Note: The function is currently untested (though I've confirmed it compiles). Let me know if it doesn't quite do what it should. Also, observe that the i and j variables do not refer to the same things as is your original post.
Indeed, you generally want to avoid loops (plain, nested, whatever) and anything mutable in functional programming.
There happens to be a very simple solution in F# (and probably almost every other functional language):
let convolution = Seq.zip seq1 seq2
The zip function simply combines the two sequences into one of pairs containing the element from seq1 and the element from seq2. As a note, there also exist similar zip functions for the List and Array modules, as well as variants for combining three lists into triples (zip3). If you want tom ore generally zip (or "convolute") n lists into a list of n-tuples, then you'll need to write your own function, but it's pretty straightforward.
(I've been going by this description of convolution by the way - tell me if you mean something else.)

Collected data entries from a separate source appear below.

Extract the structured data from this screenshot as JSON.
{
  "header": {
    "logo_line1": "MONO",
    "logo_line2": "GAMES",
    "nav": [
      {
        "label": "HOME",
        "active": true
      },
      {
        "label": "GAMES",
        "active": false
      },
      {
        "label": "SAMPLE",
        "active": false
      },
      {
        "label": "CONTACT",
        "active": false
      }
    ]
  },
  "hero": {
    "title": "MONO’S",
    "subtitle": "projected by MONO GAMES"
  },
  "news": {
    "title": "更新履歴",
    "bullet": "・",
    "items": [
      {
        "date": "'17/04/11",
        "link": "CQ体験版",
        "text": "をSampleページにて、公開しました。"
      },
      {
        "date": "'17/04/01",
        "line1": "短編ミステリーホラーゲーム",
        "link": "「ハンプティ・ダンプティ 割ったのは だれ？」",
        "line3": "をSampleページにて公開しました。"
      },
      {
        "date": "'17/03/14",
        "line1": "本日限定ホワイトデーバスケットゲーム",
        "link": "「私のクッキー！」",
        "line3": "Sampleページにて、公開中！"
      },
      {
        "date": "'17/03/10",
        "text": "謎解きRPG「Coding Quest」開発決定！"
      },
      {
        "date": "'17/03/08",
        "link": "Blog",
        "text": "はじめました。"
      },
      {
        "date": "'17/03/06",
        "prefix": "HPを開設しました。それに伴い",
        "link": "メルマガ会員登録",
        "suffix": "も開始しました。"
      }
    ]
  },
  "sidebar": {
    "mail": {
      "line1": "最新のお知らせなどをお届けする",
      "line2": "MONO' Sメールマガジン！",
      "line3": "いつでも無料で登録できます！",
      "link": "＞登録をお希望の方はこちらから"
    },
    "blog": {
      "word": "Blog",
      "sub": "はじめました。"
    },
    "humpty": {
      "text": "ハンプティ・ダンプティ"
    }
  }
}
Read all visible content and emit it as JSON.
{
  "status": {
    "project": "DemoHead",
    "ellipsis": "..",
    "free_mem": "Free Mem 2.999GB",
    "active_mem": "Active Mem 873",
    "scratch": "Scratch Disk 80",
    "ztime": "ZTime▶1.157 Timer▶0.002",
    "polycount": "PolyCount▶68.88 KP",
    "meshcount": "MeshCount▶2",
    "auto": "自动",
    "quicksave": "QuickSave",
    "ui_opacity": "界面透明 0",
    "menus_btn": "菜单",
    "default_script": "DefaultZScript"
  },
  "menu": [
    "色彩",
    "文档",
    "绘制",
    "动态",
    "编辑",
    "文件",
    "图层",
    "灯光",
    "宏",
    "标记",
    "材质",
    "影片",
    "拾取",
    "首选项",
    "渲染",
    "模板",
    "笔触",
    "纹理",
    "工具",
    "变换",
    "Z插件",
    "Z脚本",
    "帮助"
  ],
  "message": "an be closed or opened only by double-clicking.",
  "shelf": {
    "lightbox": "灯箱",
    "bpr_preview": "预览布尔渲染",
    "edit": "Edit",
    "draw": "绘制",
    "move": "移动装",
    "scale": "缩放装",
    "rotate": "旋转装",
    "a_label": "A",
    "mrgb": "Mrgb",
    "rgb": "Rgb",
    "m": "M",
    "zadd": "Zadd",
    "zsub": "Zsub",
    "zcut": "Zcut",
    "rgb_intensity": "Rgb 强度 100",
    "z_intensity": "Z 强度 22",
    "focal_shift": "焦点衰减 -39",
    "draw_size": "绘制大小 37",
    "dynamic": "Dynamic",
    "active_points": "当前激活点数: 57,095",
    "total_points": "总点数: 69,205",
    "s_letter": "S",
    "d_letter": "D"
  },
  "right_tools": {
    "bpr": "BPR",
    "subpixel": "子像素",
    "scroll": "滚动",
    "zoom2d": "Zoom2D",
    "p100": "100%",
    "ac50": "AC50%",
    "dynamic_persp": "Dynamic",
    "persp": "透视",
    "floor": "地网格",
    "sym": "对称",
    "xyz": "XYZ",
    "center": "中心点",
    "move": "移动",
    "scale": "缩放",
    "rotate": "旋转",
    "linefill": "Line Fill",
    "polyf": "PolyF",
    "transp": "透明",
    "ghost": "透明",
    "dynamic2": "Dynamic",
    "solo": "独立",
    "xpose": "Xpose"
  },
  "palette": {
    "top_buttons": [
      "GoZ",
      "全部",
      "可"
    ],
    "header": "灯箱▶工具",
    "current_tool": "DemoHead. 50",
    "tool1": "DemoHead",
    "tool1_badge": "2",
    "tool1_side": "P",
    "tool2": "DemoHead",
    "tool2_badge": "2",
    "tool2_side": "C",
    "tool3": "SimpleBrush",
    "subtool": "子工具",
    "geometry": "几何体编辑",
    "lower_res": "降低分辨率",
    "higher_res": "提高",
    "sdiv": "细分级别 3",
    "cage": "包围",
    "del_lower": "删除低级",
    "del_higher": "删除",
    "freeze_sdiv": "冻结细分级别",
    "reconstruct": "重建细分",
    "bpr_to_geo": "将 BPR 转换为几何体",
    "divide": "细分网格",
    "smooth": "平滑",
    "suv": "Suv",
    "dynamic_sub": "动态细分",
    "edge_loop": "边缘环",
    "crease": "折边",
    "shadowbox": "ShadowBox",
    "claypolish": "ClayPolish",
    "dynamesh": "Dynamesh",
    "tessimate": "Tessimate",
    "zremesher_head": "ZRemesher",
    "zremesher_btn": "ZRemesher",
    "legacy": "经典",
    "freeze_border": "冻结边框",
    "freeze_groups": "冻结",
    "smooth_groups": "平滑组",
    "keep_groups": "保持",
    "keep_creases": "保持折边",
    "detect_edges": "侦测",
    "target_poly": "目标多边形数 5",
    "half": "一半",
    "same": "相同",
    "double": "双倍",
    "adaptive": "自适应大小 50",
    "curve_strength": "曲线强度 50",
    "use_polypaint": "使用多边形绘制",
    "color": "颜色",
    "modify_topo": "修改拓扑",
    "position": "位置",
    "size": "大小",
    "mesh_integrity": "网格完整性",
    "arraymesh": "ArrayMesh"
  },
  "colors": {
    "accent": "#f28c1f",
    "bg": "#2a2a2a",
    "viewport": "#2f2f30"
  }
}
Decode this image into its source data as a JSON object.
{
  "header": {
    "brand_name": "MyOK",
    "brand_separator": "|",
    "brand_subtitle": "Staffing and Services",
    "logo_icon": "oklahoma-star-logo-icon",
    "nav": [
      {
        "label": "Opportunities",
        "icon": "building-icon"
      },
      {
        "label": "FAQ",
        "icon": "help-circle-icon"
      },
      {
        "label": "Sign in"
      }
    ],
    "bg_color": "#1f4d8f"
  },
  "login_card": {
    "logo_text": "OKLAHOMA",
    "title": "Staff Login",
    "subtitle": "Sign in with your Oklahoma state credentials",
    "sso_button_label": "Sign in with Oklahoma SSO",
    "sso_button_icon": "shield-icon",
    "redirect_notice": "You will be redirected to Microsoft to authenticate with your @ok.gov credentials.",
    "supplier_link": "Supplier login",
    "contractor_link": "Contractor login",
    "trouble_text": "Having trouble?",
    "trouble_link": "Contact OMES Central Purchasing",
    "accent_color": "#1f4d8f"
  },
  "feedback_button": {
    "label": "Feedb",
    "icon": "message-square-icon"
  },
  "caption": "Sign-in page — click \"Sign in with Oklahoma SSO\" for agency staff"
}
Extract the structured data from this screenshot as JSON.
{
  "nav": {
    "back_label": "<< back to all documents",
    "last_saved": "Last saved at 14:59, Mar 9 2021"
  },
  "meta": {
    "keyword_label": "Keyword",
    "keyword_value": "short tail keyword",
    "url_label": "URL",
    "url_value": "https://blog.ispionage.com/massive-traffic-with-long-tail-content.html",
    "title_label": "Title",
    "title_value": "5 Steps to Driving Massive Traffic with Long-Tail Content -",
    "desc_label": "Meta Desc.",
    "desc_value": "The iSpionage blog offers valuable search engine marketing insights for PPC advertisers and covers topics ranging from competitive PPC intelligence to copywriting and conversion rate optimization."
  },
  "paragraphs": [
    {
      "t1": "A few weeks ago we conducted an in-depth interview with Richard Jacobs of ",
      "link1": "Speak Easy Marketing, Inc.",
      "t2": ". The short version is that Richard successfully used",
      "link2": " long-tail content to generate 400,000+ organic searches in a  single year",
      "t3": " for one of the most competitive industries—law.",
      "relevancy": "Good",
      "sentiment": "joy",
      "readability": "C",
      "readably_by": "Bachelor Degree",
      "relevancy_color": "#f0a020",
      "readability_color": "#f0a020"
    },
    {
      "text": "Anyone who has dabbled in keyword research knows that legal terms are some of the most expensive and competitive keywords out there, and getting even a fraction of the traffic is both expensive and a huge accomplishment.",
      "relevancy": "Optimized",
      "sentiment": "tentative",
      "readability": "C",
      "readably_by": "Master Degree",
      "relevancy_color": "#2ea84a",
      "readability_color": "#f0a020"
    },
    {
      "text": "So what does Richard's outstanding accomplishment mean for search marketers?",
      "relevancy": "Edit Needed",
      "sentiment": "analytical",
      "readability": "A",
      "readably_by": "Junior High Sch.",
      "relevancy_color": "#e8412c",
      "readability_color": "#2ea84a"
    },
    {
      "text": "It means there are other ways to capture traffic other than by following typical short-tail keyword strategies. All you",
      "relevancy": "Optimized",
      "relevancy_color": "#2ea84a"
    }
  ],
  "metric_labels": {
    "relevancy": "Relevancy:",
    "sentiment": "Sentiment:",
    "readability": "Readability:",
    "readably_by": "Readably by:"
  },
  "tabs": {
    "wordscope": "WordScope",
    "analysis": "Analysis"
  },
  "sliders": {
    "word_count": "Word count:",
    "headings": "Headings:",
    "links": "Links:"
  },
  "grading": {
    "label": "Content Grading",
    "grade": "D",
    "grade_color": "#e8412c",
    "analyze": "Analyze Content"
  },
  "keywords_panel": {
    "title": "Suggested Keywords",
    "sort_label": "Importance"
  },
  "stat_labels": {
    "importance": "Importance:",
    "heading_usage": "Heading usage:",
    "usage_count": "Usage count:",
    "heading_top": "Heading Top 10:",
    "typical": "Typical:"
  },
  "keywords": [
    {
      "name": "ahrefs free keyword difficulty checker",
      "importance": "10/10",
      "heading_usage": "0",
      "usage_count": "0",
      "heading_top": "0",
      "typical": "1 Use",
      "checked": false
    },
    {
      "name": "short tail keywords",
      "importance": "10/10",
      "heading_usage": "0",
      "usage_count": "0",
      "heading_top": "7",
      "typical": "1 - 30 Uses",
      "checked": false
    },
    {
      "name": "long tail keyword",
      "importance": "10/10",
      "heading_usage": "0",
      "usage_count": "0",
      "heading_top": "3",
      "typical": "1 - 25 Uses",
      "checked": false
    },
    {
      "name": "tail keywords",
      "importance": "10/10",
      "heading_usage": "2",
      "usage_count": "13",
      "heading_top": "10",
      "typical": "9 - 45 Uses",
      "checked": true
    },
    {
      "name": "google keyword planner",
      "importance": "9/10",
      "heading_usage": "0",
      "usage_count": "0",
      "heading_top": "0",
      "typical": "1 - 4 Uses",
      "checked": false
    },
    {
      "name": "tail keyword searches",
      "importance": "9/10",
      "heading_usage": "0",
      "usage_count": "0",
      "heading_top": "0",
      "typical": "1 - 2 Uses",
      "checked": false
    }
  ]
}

In principle, it should be possible to use the (Fast) Fourier Transform, or the related (Discrete) Cosine Transform, to calculate the convolution of two functions reasonably efficiently. You calculate the FFT for both functions, multiply them, and apply the inverse FFT on the result.
mathematical background
That's the theory. In practice you'd probably best find a math library that implements it for you.